El miembro de él, ya grande de por sí, alcanzaba dentro de su cuerpo una nueva dimensión, llenándolo por completo. Las palabras en su oído conseguían excitarle de una forma que le transportaba al firmamento. La acarició por dentro, mirándose en sus ojos y preguntándose cómo había podido vivir hasta entonces sin ella.

—Juan..., yo... no imaginaba que hacer el amor fuese tan delicioso... ¿Es siempre así?

—Contigo sí, mi vida, contigo sí...

—¡Oh, Juan..., cómo me gusta sentirte dentro de mi cuerpo..., Juan..., Juan!

La llevó al mismo cielo, mirándola extasiado, viendo cómo el placer recorría su cuerpo, cómo se estremecía con sus movimientos, cómo los gemidos salían sin control por su boca. Entrelazó sus manos con las suyas y la penetró más profundamente, yéndose dentro de su cuerpo.
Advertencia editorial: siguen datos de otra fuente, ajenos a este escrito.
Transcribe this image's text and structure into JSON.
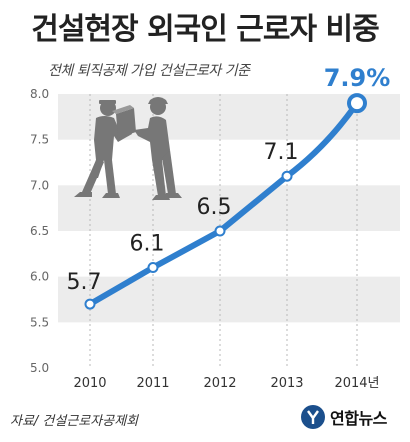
{
  "chart_data": {
    "type": "line",
    "title": "건설현장 외국인 근로자 비중",
    "subtitle": "전체 퇴직공제 가입 건설근로자 기준",
    "categories": [
      "2010",
      "2011",
      "2012",
      "2013",
      "2014년"
    ],
    "series": [
      {
        "values": [
          5.7,
          6.1,
          6.5,
          7.1,
          7.9
        ]
      }
    ],
    "data_labels": [
      "5.7",
      "6.1",
      "6.5",
      "7.1",
      "7.9%"
    ],
    "yticks": [
      "5.0",
      "5.5",
      "6.0",
      "6.5",
      "7.0",
      "7.5",
      "8.0"
    ],
    "ylim": [
      5.0,
      8.0
    ],
    "grid": "alternating-bands",
    "colors": {
      "line": "#2f7fce",
      "last_label": "#2f7fce",
      "band": "#ececec",
      "silhouette": "#777777"
    }
  },
  "source": "자료/ 건설근로자공제회",
  "logo": {
    "text": "연합뉴스",
    "icon": "yonhap-logo-icon"
  }
}
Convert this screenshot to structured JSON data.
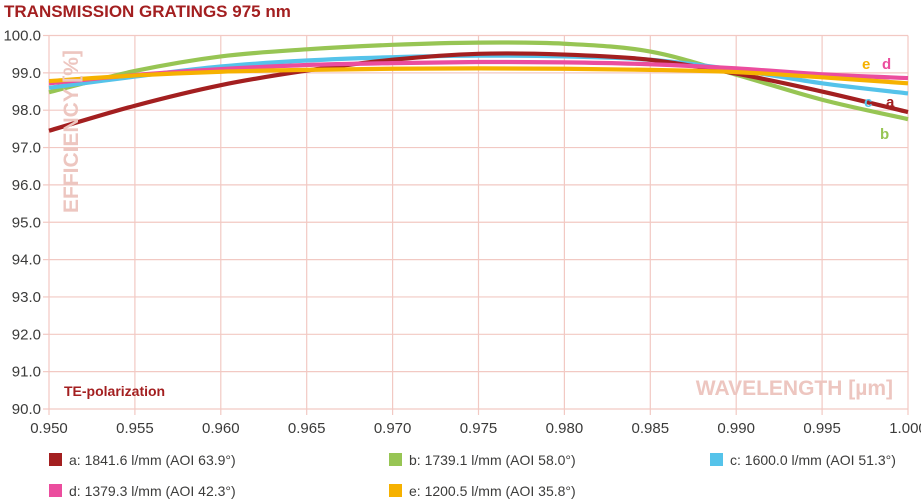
{
  "title": "TRANSMISSION GRATINGS 975 nm",
  "axes": {
    "x_label": "WAVELENGTH [µm]",
    "y_label": "EFFICIENCY [%]"
  },
  "annotations": {
    "polarization": "TE-polarization"
  },
  "colors": {
    "title": "#a31f20",
    "grid": "#f2c9c3",
    "axis_label": "#edc6c0",
    "tick_text": "#3b3b3a",
    "legend_text": "#3c3c3b"
  },
  "curve_end_labels": [
    {
      "text": "e",
      "color": "#f6b100"
    },
    {
      "text": "d",
      "color": "#eb4d9e"
    },
    {
      "text": "c",
      "color": "#55c3ea"
    },
    {
      "text": "a",
      "color": "#a31f20"
    },
    {
      "text": "b",
      "color": "#97c554"
    }
  ],
  "legend": {
    "items": [
      {
        "key": "a",
        "label": "a: 1841.6 l/mm (AOI 63.9°)",
        "color": "#a31f20"
      },
      {
        "key": "b",
        "label": "b: 1739.1 l/mm (AOI 58.0°)",
        "color": "#97c554"
      },
      {
        "key": "c",
        "label": "c: 1600.0 l/mm (AOI 51.3°)",
        "color": "#55c3ea"
      },
      {
        "key": "d",
        "label": "d: 1379.3 l/mm (AOI 42.3°)",
        "color": "#eb4d9e"
      },
      {
        "key": "e",
        "label": "e: 1200.5 l/mm (AOI 35.8°)",
        "color": "#f6b100"
      }
    ]
  },
  "chart_data": {
    "type": "line",
    "title": "TRANSMISSION GRATINGS 975 nm",
    "xlabel": "WAVELENGTH [µm]",
    "ylabel": "EFFICIENCY [%]",
    "annotation": "TE-polarization",
    "xlim": [
      0.95,
      1.0
    ],
    "ylim": [
      90.0,
      100.0
    ],
    "grid": true,
    "legend_position": "bottom",
    "xticks": [
      "0.950",
      "0.955",
      "0.960",
      "0.965",
      "0.970",
      "0.975",
      "0.980",
      "0.985",
      "0.990",
      "0.995",
      "1.000"
    ],
    "yticks": [
      "100.0",
      "99.0",
      "98.0",
      "97.0",
      "96.0",
      "95.0",
      "94.0",
      "93.0",
      "92.0",
      "91.0",
      "90.0"
    ],
    "x": [
      0.95,
      0.955,
      0.96,
      0.965,
      0.97,
      0.975,
      0.98,
      0.985,
      0.99,
      0.995,
      1.0
    ],
    "series": [
      {
        "name": "b: 1739.1 l/mm (AOI 58.0°)",
        "short": "b",
        "color": "#97c554",
        "values": [
          98.48,
          99.05,
          99.44,
          99.63,
          99.75,
          99.81,
          99.78,
          99.57,
          98.95,
          98.28,
          97.76
        ]
      },
      {
        "name": "c: 1600.0 l/mm (AOI 51.3°)",
        "short": "c",
        "color": "#55c3ea",
        "values": [
          98.6,
          98.9,
          99.17,
          99.33,
          99.42,
          99.46,
          99.44,
          99.35,
          99.08,
          98.72,
          98.45
        ]
      },
      {
        "name": "a: 1841.6 l/mm (AOI 63.9°)",
        "short": "a",
        "color": "#a31f20",
        "values": [
          97.45,
          98.12,
          98.67,
          99.06,
          99.35,
          99.51,
          99.49,
          99.35,
          98.98,
          98.5,
          97.95
        ]
      },
      {
        "name": "d: 1379.3 l/mm (AOI 42.3°)",
        "short": "d",
        "color": "#eb4d9e",
        "values": [
          98.72,
          98.94,
          99.1,
          99.21,
          99.26,
          99.29,
          99.28,
          99.23,
          99.12,
          98.96,
          98.86
        ]
      },
      {
        "name": "e: 1200.5 l/mm (AOI 35.8°)",
        "short": "e",
        "color": "#f6b100",
        "values": [
          98.78,
          98.93,
          99.03,
          99.08,
          99.11,
          99.12,
          99.11,
          99.08,
          99.02,
          98.88,
          98.72
        ]
      }
    ]
  }
}
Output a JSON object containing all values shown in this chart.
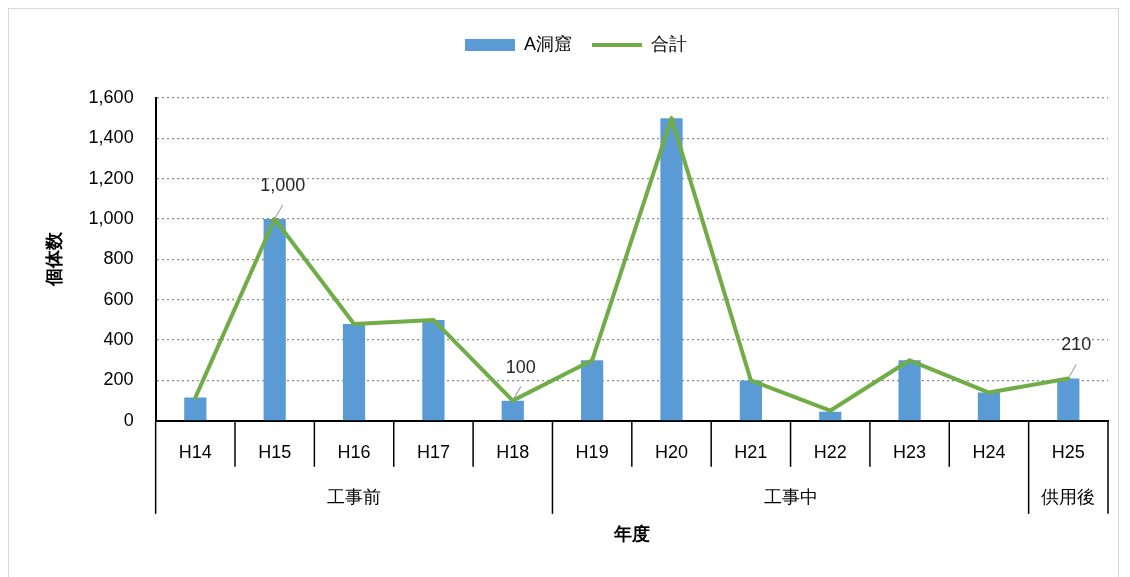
{
  "chart_data": {
    "type": "bar",
    "categories": [
      "H14",
      "H15",
      "H16",
      "H17",
      "H18",
      "H19",
      "H20",
      "H21",
      "H22",
      "H23",
      "H24",
      "H25"
    ],
    "series": [
      {
        "name": "A洞窟",
        "color": "#5b9bd5",
        "values": [
          115,
          1000,
          480,
          500,
          100,
          300,
          1500,
          200,
          45,
          300,
          140,
          210
        ]
      },
      {
        "name": "合計",
        "type": "line",
        "color": "#70ad47",
        "values": [
          115,
          1000,
          480,
          500,
          100,
          300,
          1500,
          200,
          50,
          300,
          140,
          210
        ],
        "value_labels": [
          null,
          "1,000",
          null,
          null,
          "100",
          null,
          null,
          null,
          null,
          null,
          null,
          "210"
        ]
      }
    ],
    "xlabel": "年度",
    "ylabel": "個体数",
    "ylim": [
      0,
      1600
    ],
    "yticks": [
      0,
      200,
      400,
      600,
      800,
      {
        "value": 1000,
        "label": "1,000"
      },
      {
        "value": 1200,
        "label": "1,200"
      },
      {
        "value": 1400,
        "label": "1,400"
      },
      {
        "value": 1600,
        "label": "1,600"
      }
    ],
    "grid": "y",
    "legend": "top",
    "marker": "none",
    "line_style": "solid",
    "annotations": [
      "工事前",
      "工事中",
      "供用後"
    ]
  }
}
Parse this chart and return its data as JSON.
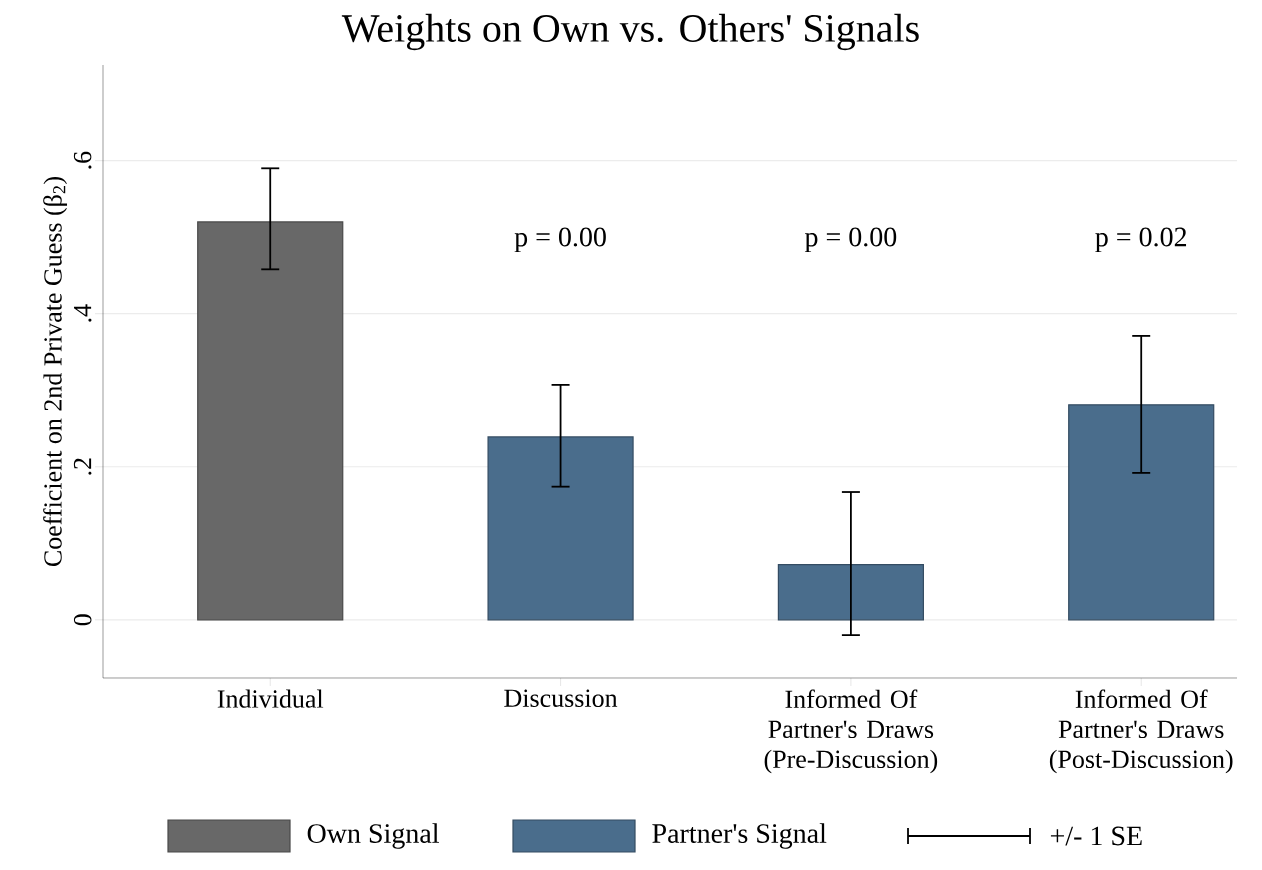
{
  "chart_data": {
    "type": "bar",
    "title": "Weights on Own vs. Others' Signals",
    "ylabel": "Coefficient on 2nd Private Guess (β$_{2}$)",
    "categories": [
      "Individual",
      "Discussion",
      "Informed Of Partner's Draws (Pre-Discussion)",
      "Informed Of Partner's Draws (Post-Discussion)"
    ],
    "series": [
      {
        "name": "Own Signal",
        "color": "#686868",
        "values": [
          0.52,
          null,
          null,
          null
        ],
        "errors": [
          [
            0.458,
            0.59
          ],
          null,
          null,
          null
        ]
      },
      {
        "name": "Partner's Signal",
        "color": "#4a6d8c",
        "values": [
          null,
          0.239,
          0.072,
          0.281
        ],
        "errors": [
          null,
          [
            0.174,
            0.307
          ],
          [
            -0.02,
            0.167
          ],
          [
            0.192,
            0.371
          ]
        ]
      }
    ],
    "ylim": [
      -0.076,
      0.725
    ],
    "yticks": [
      {
        "value": 0,
        "label": "0"
      },
      {
        "value": 0.2,
        "label": ".2"
      },
      {
        "value": 0.4,
        "label": ".4"
      },
      {
        "value": 0.6,
        "label": ".6"
      }
    ],
    "grid": "y",
    "legend": "bottom",
    "annotations": [
      "p = 0.00",
      "p = 0.00",
      "p = 0.02",
      "+/- 1 SE"
    ]
  }
}
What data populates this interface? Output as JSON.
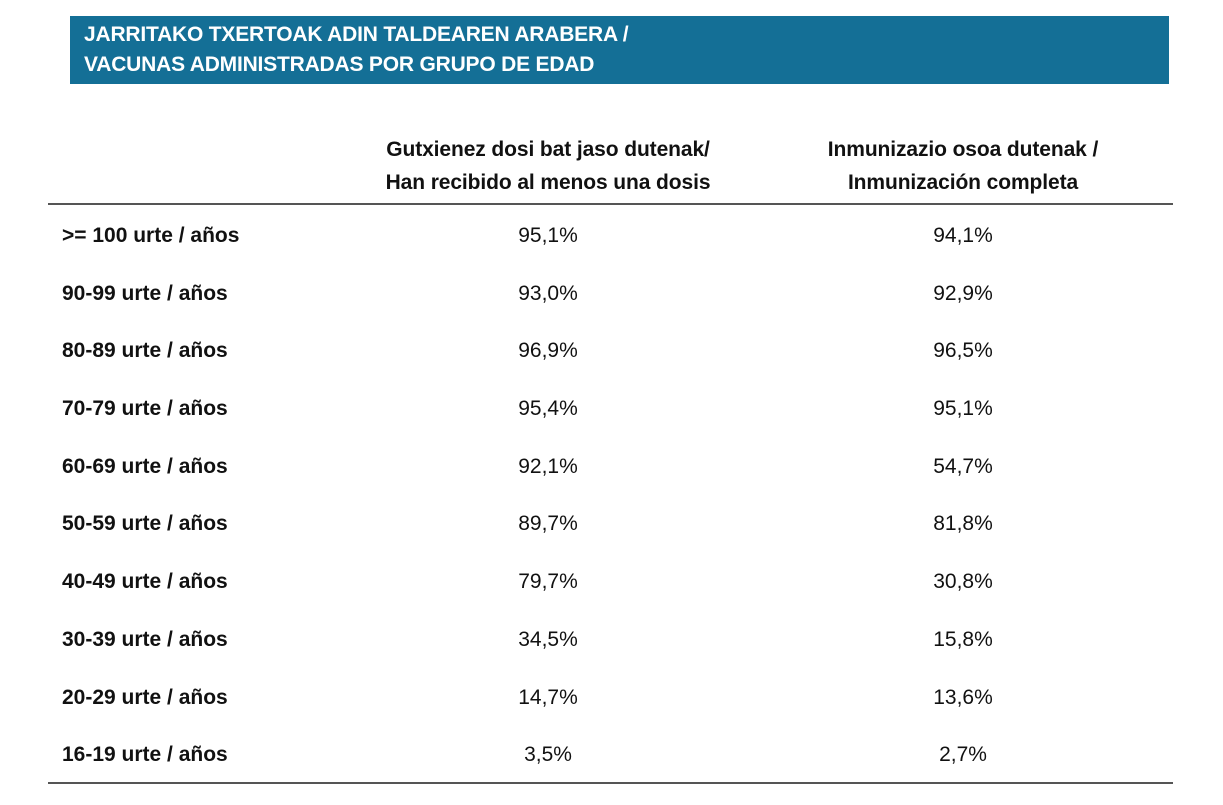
{
  "banner": {
    "line1": "JARRITAKO TXERTOAK ADIN TALDEAREN ARABERA /",
    "line2": "VACUNAS ADMINISTRADAS POR GRUPO DE EDAD",
    "color": "#146f96"
  },
  "table": {
    "columns": [
      {
        "line1": "Gutxienez dosi bat jaso dutenak/",
        "line2": "Han recibido al menos una dosis"
      },
      {
        "line1": "Inmunizazio osoa dutenak /",
        "line2": "Inmunización completa"
      }
    ],
    "rows": [
      {
        "label": ">= 100 urte / años",
        "one_dose": "95,1%",
        "complete": "94,1%"
      },
      {
        "label": "90-99 urte / años",
        "one_dose": "93,0%",
        "complete": "92,9%"
      },
      {
        "label": "80-89 urte / años",
        "one_dose": "96,9%",
        "complete": "96,5%"
      },
      {
        "label": "70-79 urte / años",
        "one_dose": "95,4%",
        "complete": "95,1%"
      },
      {
        "label": "60-69 urte / años",
        "one_dose": "92,1%",
        "complete": "54,7%"
      },
      {
        "label": "50-59 urte / años",
        "one_dose": "89,7%",
        "complete": "81,8%"
      },
      {
        "label": "40-49 urte / años",
        "one_dose": "79,7%",
        "complete": "30,8%"
      },
      {
        "label": "30-39 urte / años",
        "one_dose": "34,5%",
        "complete": "15,8%"
      },
      {
        "label": "20-29 urte / años",
        "one_dose": "14,7%",
        "complete": "13,6%"
      },
      {
        "label": "16-19 urte / años",
        "one_dose": "3,5%",
        "complete": "2,7%"
      }
    ]
  }
}
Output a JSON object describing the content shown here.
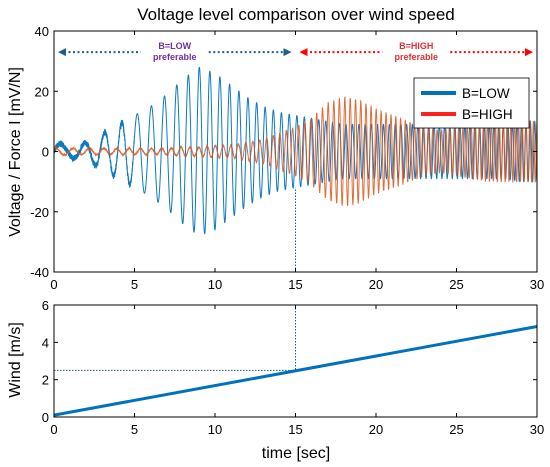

—¡Te quiero, Lis, te quiero!

 

 

Cuando se dice un «Te quiero», se espera recibir otro a cambio, pero Juan no lo recibió. Lis no creía en el amor de los hombres: éstos sólo sabían amar con el cuerpo. ¿Por qué él, un completo desconocido, habría de quererla? Lis estaba convencida de que la quería únicamente porque se había encaprichado de ella, y que, al igual que un niño, la dejaría como un juguete, cuando se hubiese cansado de jugar. O quizá era su ego masculino el que hablaba, el macho alfa de la manada quería seguir siéndolo, no quería renunciar a un nuevo trofeo, a una muesca más para su revólver. Pasados unos meses, la novedad ya no sería tal, y él volvería con otra Carla, o quizá con la misma, y ella seguiría con su vida, recordando los momentos pasados entre sus brazos, las palabras de amor susurradas en su oído, y su recuerdo llenaría cada una de sus noches. No, Lis no le permitiría que le robase el alma, no se lo permitiría ni a él ni a nadie.